Edition Nautilus Verlag Lutz Schulenburg | Schützenstraße 49 a | D - 22761 Hamburg |

www.edition-nautilus.de | Alle Rechte vorbehalten |

© Edition Nautilus 2010 |

Autorenfoto Seite 2: Dirk Pudwell |

Umschlaggestaltung: Maja Bechert, www.majabechert.de |

Originalveröffentlichung | Erstausgabe August 2010 |

Druck & Bindung: Fuldaer Verlagsanstalt |

2. Auflage Januar 2011 |

Print: ISBN 978-3-89401-726-2 | eBook: ISBN 978-3-86438-018-1 (ePub) | ISBN 978-3-86438-019-8 (PDF)

Vorwort

Gentrifi... was? Das Dingsbums geht nicht leicht über die Lippen. Aber es ist da. Es fällt dir auf, wenn du dich eines Sonntagmorgens fragst: Wann bin ich eigentlich zum letzten Mal wach geworden, weil jemand einen Nachbarn mit der Hupe rausgeklingelt hat? Heute ist nur noch das Raspeln von Rollkoffern auf dem Pflaster zu hören. Du bemerkst es, wenn auf dem Spielplatz keiner mehr nach »Kevin« oder »Cem« ruft. Wenn auf dem Bauschild vor dem Apartment-Rohbau steht: »Der Kiez freut sich auf Sie!« Wenn nachts um halb zwei immer noch Leute mit Laptop in der Bar sitzen. Wenn das Fleischerei-Fachgeschäft einem Adidas-Flagship-Store weicht und du dich kaum mehr daran erinnerst: Wann war das noch mal, als die Fixerstube dicht gemacht und dort dieses freundliche Café eröffnet hat? Da sitzt du nun, bestellst die hausgemachte Zitronen-Tarte und liest von den hässlichen Seiten der Stadt in der Zeitung: Das Kleinkind, das in einer Großsiedlung an Unterernährung stirbt. Die alkoholisierten jungen Männer osteuropäischer Herkunft, die sich in einem »Problemstadtteil« eine Schlägerei mit der Polizei liefern. Gut, dass man da nicht wohnt! Sondern halt in den »üblichen Vierteln«, wie es auf den kopierten Zetteln mit den abreißbaren Telefonnummern heißt, die an den Ampeln kleben: »Wir (w 28, m 33), Akademiker, solvent, suchen Altbauwohnung in den üblichen Vierteln.«

Yuppisierung, Schickimickisierung, Lattemacchiatisierung. Wie auch immer man das Dingsbums nennen mag: Es ist eine Maschinerie, die die Teilhabe an der Stadt über Geld und Herkunft regelt. An ihren Schalthebeln mögen die politische Klasse, die Bauwirtschaft, Immobilienfonds, Banken und Investoren sitzen. Doch sie macht eben auch Leute zu Rädchen der ökonomischen Aufwertung, die das gar nicht im Sinn haben und ihr am Ende selbst nicht standhalten. Dass die Pioniere – die Studierenden, die Künstler, die Bohemiens und die Alternativkultur – ihr Schmiermittel sind, erklärt die Ratlosigkeit, die das Gentrifidingsbums in diesen Kreisen oft umweht: Wie soll man etwas bekämpfen, das man doch selbst produziert?

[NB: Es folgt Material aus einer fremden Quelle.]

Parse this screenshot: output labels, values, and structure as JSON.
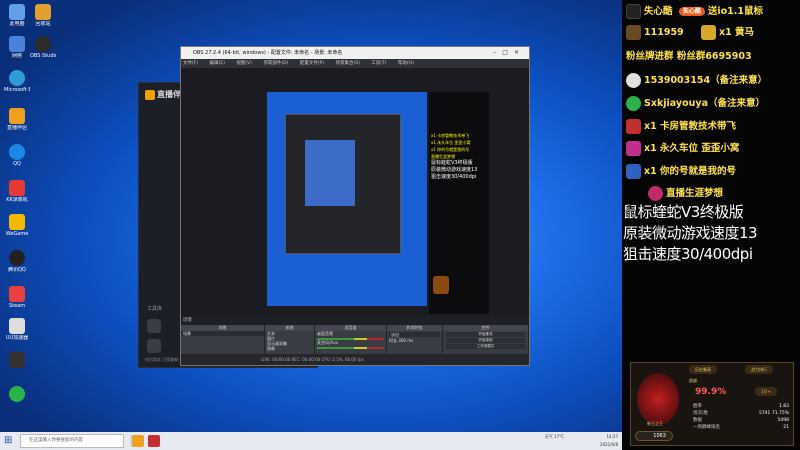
{
  "desktop": {
    "icons": [
      {
        "label": "此电脑",
        "color": "#5fa0e8"
      },
      {
        "label": "回收站",
        "color": "#8fb8e8"
      },
      {
        "label": "网络",
        "color": "#4a82d8"
      },
      {
        "label": "OBS Studio",
        "color": "#2c2c2c"
      },
      {
        "label": "Microsoft Edge",
        "color": "#2e9bd6"
      },
      {
        "label": "直播伴侣",
        "color": "#f0a020"
      },
      {
        "label": "QQ",
        "color": "#1e88e5"
      },
      {
        "label": "KK录像机",
        "color": "#e53935"
      },
      {
        "label": "WeGame",
        "color": "#f5b800"
      },
      {
        "label": "腾讯QQ",
        "color": "#222"
      },
      {
        "label": "Steam",
        "color": "#1b2838"
      },
      {
        "label": "UU加速器",
        "color": "#2ab34a"
      }
    ]
  },
  "bg_app": {
    "title": "直播伴侣",
    "tools_label": "工具库",
    "version": "伴侣版本 已是最新"
  },
  "obs": {
    "title": "OBS 27.2.4 (64-bit, windows) - 配置文件: 未命名 - 场景: 未命名",
    "menu": [
      "文件(F)",
      "编辑(E)",
      "视图(V)",
      "停靠部件(D)",
      "配置文件(P)",
      "场景集合(S)",
      "工具(T)",
      "帮助(H)"
    ],
    "preview_panel_lines": [
      "x1 卡房管教技术带飞",
      "x1 永久车位 歪歪小窝",
      "x1 你的号就是我的号",
      "直播生涯梦想"
    ],
    "preview_panel_big": [
      "鼠标蝰蛇V3终极版",
      "原装微动游戏速度13",
      "狙击速度30/400dpi"
    ],
    "dock_header": [
      "场景",
      "来源",
      "混音器",
      "转场特效",
      "控件"
    ],
    "scenes": {
      "title": "场景",
      "item": "场景"
    },
    "sources": {
      "title": "来源",
      "items": [
        "文本",
        "文本",
        "文本",
        "图片",
        "显示器采集",
        "图像"
      ]
    },
    "mixer": {
      "title": "混音器",
      "items": [
        "桌面音频",
        "麦克风/Aux"
      ],
      "levels": [
        "0.0 dB",
        "0.0 dB"
      ]
    },
    "transitions": {
      "title": "转场特效",
      "fade": "淡出",
      "duration_label": "时长",
      "duration": "300 ms"
    },
    "controls": {
      "title": "控件",
      "buttons": [
        "开始推流",
        "开始录制",
        "启动虚拟摄像机",
        "工作室模式",
        "设置",
        "退出"
      ]
    },
    "status": "LIVE: 00:00:00   REC: 00:00:00   CPU: 2.1%, 60.00 fps"
  },
  "taskbar": {
    "search_placeholder": "在这里输入你要搜索的内容",
    "tray_text": "天气 17°C",
    "time": "14:27",
    "date": "2022/6/8"
  },
  "overlay": {
    "rows": [
      {
        "icon": "tiktok-icon",
        "color": "#111",
        "text": "失心酷",
        "extra": "送io1.1鼠标",
        "badge": "失心酷"
      },
      {
        "icon": "gift-icon",
        "color": "#6a4a20",
        "text": "111959",
        "extra": "x1 黄马"
      },
      {
        "icon": "fans-icon",
        "color": "#2e8b3a",
        "text": "粉丝牌进",
        "extra": "群    粉丝群6695903"
      },
      {
        "icon": "qq-icon",
        "color": "#e0e0e0",
        "text": "1539003154（备注来意）"
      },
      {
        "icon": "wechat-icon",
        "color": "#2db14a",
        "text": "Sxkjiayouya（备注来意）"
      },
      {
        "icon": "rocket-icon",
        "color": "#c03030",
        "text": "x1 卡房管教技术带飞"
      },
      {
        "icon": "crown-icon",
        "color": "#c0308a",
        "text": "x1 永久车位 歪歪小窝"
      },
      {
        "icon": "plane-icon",
        "color": "#3060c0",
        "text": "x1 你的号就是我的号"
      },
      {
        "icon": "dream-icon",
        "color": "#c02a6a",
        "text": "直播生涯梦想"
      }
    ],
    "big_lines": [
      "鼠标蝰蛇V3终极版",
      "原装微动游戏速度13",
      "狙击速度30/400dpi"
    ],
    "rank": {
      "tags": [
        "历史最高",
        "战力排行",
        "1万+"
      ],
      "pct_label": "超越",
      "pct": "99.9%",
      "title": "新王之王",
      "score": "1063",
      "stats": [
        {
          "label": "胜率",
          "value": "1.83"
        },
        {
          "label": "场次/胜",
          "value": "5741 71.75%"
        },
        {
          "label": "数据",
          "value": "5498"
        },
        {
          "label": "一周巅峰排名",
          "value": "21"
        }
      ]
    }
  }
}
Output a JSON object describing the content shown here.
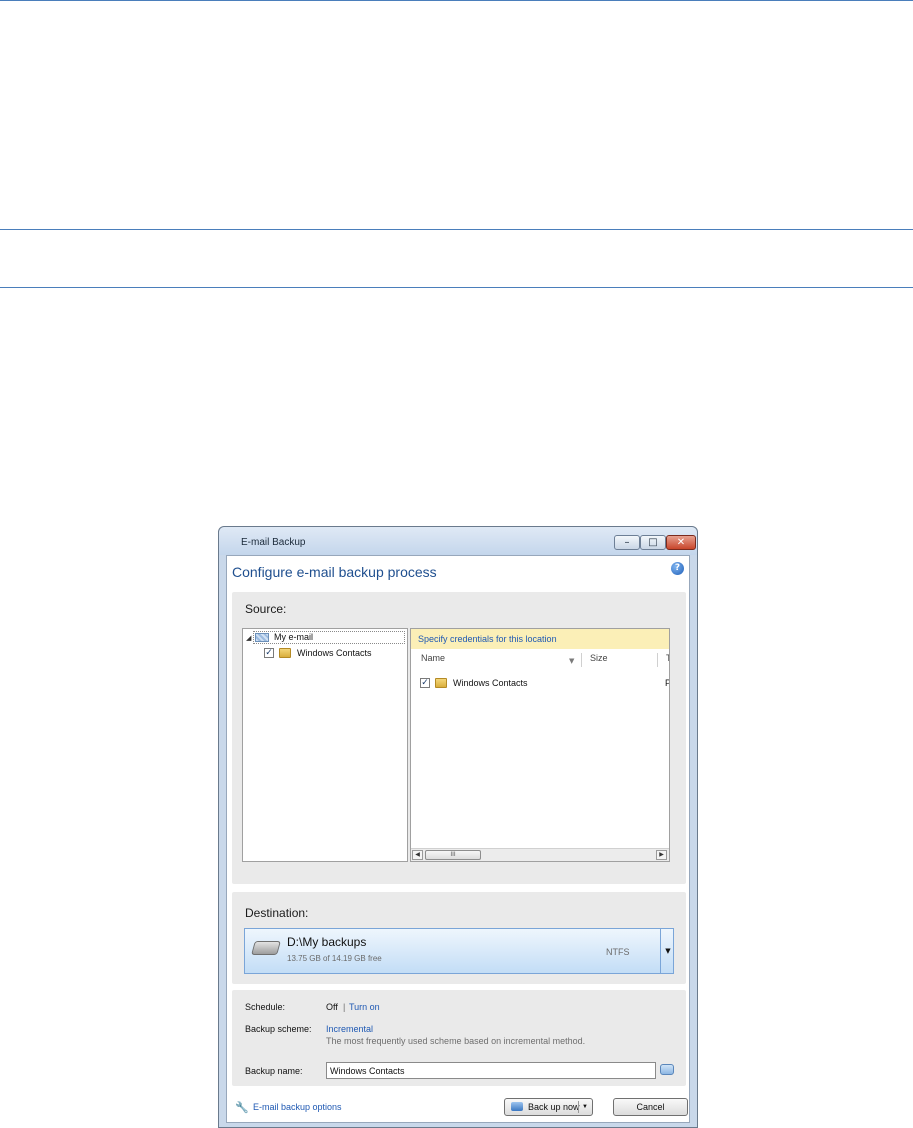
{
  "window": {
    "title": "E-mail Backup",
    "heading": "Configure e-mail backup process",
    "controls": {
      "minimize": "–",
      "maximize": "□",
      "close": "✕"
    },
    "help_icon": "help-icon"
  },
  "source": {
    "label": "Source:",
    "tree": {
      "root_label": "My e-mail",
      "child_label": "Windows Contacts",
      "child_checked": "✓"
    },
    "list": {
      "credentials_bar": "Specify credentials for this location",
      "columns": [
        "Name",
        "Size",
        "T"
      ],
      "rows": [
        {
          "name": "Windows Contacts",
          "checked": "✓",
          "truncated": "P"
        }
      ],
      "scrollbar": {
        "left": "◀",
        "right": "▶",
        "thumb": "III"
      }
    }
  },
  "destination": {
    "label": "Destination:",
    "path": "D:\\My backups",
    "free_space": "13.75 GB of 14.19 GB free",
    "filesystem": "NTFS",
    "dropdown": "▼"
  },
  "options": {
    "schedule": {
      "label": "Schedule:",
      "value": "Off",
      "separator": "|",
      "action": "Turn on"
    },
    "scheme": {
      "label": "Backup scheme:",
      "value": "Incremental",
      "description": "The most frequently used scheme based on incremental method."
    },
    "backup_name": {
      "label": "Backup name:",
      "value": "Windows Contacts"
    }
  },
  "footer": {
    "options_link": "E-mail backup options",
    "backup_now": "Back up now",
    "backup_dropdown": "▼",
    "cancel": "Cancel"
  },
  "colors": {
    "accent": "#1f59b3",
    "heading": "#1f4f8f",
    "credentials_bg": "#fbefb7",
    "rules": "#4a7ebb"
  }
}
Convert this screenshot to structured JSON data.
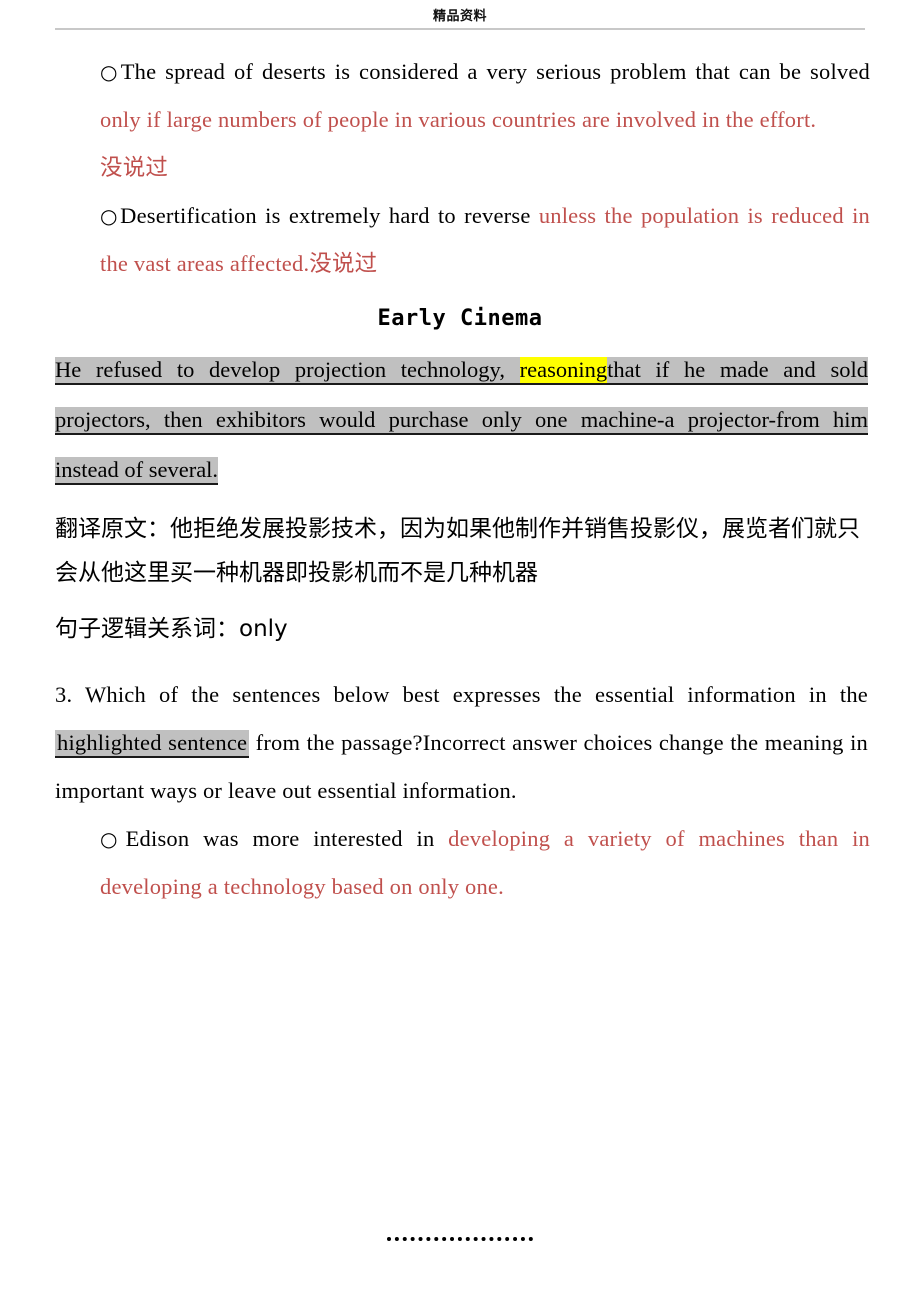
{
  "header": {
    "title": "精品资料"
  },
  "colors": {
    "red_text": "#c0504d",
    "gray_highlight": "#c0c0c0",
    "yellow_highlight": "#ffff00",
    "header_rule": "#c8c8c8"
  },
  "options_group_1": {
    "bullet_marker": "○",
    "option_a": {
      "black_part": "The spread of deserts is considered a very serious problem that can be solved ",
      "red_part": "only if large numbers of people in various countries are involved in the effort.",
      "note": "没说过"
    },
    "option_b": {
      "black_part": "Desertification is extremely hard to reverse ",
      "red_part": "unless the population is reduced in the vast areas affected.",
      "note": "没说过"
    }
  },
  "section": {
    "title": "Early Cinema"
  },
  "quote": {
    "gray_part_1": "He refused to develop projection technology, ",
    "yellow_part": "reasoning",
    "gray_part_2": "that if he made and sold projectors, then exhibitors would purchase only one machine-a projector-from him instead of several."
  },
  "translation": {
    "label_and_text": "翻译原文：他拒绝发展投影技术，因为如果他制作并销售投影仪，展览者们就只会从他这里买一种机器即投影机而不是几种机器",
    "logic_word_line": "句子逻辑关系词：only"
  },
  "question": {
    "part_1": "3. Which of the sentences below best expresses the essential information in the ",
    "highlighted_phrase": "highlighted sentence",
    "part_2": " from the passage?Incorrect answer choices change the meaning in important ways or leave out essential information."
  },
  "options_group_2": {
    "bullet_marker": "○",
    "option_a": {
      "black_part": "Edison was more interested in ",
      "red_part": "developing a variety of machines than in developing a technology based on only one."
    }
  }
}
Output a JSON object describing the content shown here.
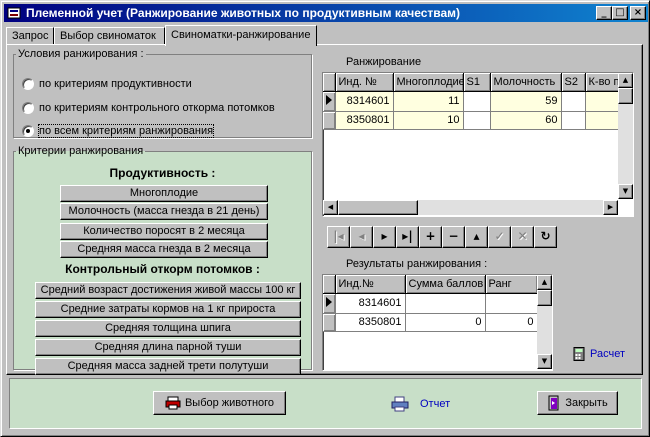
{
  "window": {
    "title": "Племенной учет (Ранжирование животных по продуктивным качествам)"
  },
  "tabs": [
    {
      "label": "Запрос"
    },
    {
      "label": "Выбор свиноматок"
    },
    {
      "label": "Свиноматки-ранжирование"
    }
  ],
  "conditions": {
    "legend": "Условия ранжирования :",
    "options": [
      {
        "label": "по критериям продуктивности",
        "selected": false
      },
      {
        "label": "по критериям контрольного откорма потомков",
        "selected": false
      },
      {
        "label": "по всем критериям ранжирования",
        "selected": true
      }
    ]
  },
  "criteria": {
    "legend": "Критерии ранжирования",
    "productivity_header": "Продуктивность :",
    "productivity_buttons": [
      "Многоплодие",
      "Молочность (масса гнезда в 21 день)",
      "Количество поросят в 2 месяца",
      "Средняя масса гнезда в 2 месяца"
    ],
    "fattening_header": "Контрольный откорм потомков :",
    "fattening_buttons": [
      "Средний возраст достижения живой массы 100 кг",
      "Средние затраты кормов на 1 кг прироста",
      "Средняя толщина шпига",
      "Средняя длина парной туши",
      "Средняя масса задней трети полутуши"
    ]
  },
  "ranking": {
    "label": "Ранжирование",
    "columns": [
      "Инд. №",
      "Многоплодие",
      "S1",
      "Молочность",
      "S2",
      "К-во п"
    ],
    "rows": [
      [
        "8314601",
        "11",
        "",
        "59",
        "",
        ""
      ],
      [
        "8350801",
        "10",
        "",
        "60",
        "",
        ""
      ]
    ]
  },
  "navigator": {
    "buttons": [
      "first",
      "prior",
      "next",
      "last",
      "insert",
      "delete",
      "edit",
      "post",
      "cancel",
      "refresh"
    ]
  },
  "results": {
    "label": "Результаты ранжирования :",
    "columns": [
      "Инд.№",
      "Сумма баллов",
      "Ранг"
    ],
    "rows": [
      [
        "8314601",
        "",
        ""
      ],
      [
        "8350801",
        "0",
        "0"
      ]
    ]
  },
  "calc_link": "Расчет",
  "footer": {
    "select_animal": "Выбор животного",
    "report": "Отчет",
    "close": "Закрыть"
  },
  "colors": {
    "title_bar": "#000080",
    "criteria_bg": "#c8dfc8",
    "highlight_cell": "#ffffe0",
    "link": "#0000c0"
  }
}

Eine Antwort auf diese Fragen suchte das Manifest »Not In Our Name, Marke Hamburg«, das wir – eine Handvoll Musiker, Künstler, Autoren, Club- und Labelmacher – im Herbst 2009 veröffentlicht haben. Unser Ausgangspunkt war jene Auffassung von Kulturproduktion und städtischer Aneignung, die mit dem Begriff der »kreativen Klasse« des US-Ökonomen Richard Florida zum Mainstream urbaner Standortpolitik avanciert ist: Dass sich Metropolen mit »kreativen Milieus« schmücken müssen, um ein investitionsfreundliches Image zu produzieren. Dagegen haben wir eine kollektive Haltung formuliert, wie sie sich etwa in der Parole der französischen »Coordination des Intermittents et Précaires« ausdrückt: »Keine Kultur ohne soziale Rechte!« Das Manifest gab einem Unbehagen Ausdruck, das offensichtlich nicht nur in Hamburg um sich greift. Der Text verbreitete sich von Blog zu Blog, fand sich nachgedruckt in diversen Zeitungen und wurde zur Blaupause für ähnliche Initiativen in anderen Städten.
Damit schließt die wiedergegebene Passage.